Skyfire bowed his helm, afraid of what he may have seen in those golden optics. His attention was immediately drawn to Sunstorm's glass, which reflected the colors of a new day as the sun climbed higher into the sky.
"I fear electrical storms." Skyfire kept his focus firmly affixed on the glass. "Cumulonimbus clouds hide downdrafts that could crush a flyer against the ground in an astrosecond. And then there is the lightening… one hit and your circuits are fried, and your memory files may be corrupted." He sighed. "I knew the location of the cave because I used to come here.

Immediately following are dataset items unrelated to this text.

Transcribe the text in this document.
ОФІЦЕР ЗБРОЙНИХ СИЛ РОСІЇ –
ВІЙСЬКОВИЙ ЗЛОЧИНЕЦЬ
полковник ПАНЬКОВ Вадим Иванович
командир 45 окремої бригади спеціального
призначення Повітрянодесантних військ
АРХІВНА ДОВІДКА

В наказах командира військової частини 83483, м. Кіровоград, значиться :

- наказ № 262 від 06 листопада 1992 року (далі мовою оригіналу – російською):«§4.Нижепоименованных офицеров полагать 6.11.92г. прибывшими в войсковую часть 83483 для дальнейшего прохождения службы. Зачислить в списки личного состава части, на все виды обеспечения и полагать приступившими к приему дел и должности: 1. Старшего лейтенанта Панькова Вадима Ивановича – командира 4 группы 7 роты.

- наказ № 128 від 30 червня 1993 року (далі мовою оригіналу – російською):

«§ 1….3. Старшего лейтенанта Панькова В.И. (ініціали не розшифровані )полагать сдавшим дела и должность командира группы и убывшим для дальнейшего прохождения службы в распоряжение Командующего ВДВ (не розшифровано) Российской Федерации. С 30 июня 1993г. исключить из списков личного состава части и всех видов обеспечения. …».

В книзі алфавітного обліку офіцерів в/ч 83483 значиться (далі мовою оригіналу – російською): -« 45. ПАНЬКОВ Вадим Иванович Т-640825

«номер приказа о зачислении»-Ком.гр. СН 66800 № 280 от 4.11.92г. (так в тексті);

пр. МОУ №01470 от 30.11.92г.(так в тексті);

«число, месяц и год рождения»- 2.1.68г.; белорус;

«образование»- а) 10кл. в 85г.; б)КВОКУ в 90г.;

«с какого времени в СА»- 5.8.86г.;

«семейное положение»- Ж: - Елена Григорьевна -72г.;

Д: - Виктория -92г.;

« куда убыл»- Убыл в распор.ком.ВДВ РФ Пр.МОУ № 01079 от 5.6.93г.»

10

Some nights, I would take shelter inside and watch the thunderstorms over the sea until morning." He reached out to touch the smooth surface of the glass, aware of Sunstorm following his every move. "It may have been dangerous, but I could never stop watching."
He gathered up his nerve and looked up at Sunstorm, but the other was staring blankly at the glass mirror, his optics dimmed in thought.
"I need to go," Skyfire said, when it was clear the other had no intention of breaking whatever spell the glass held on him. "If I do not return soon, they will send someone out looking."
A slight, dazed nod from Sunstorm was all the acknowledgement he received before he fired his boosters, and in a flurry of sand, left the Seeker to his thoughts.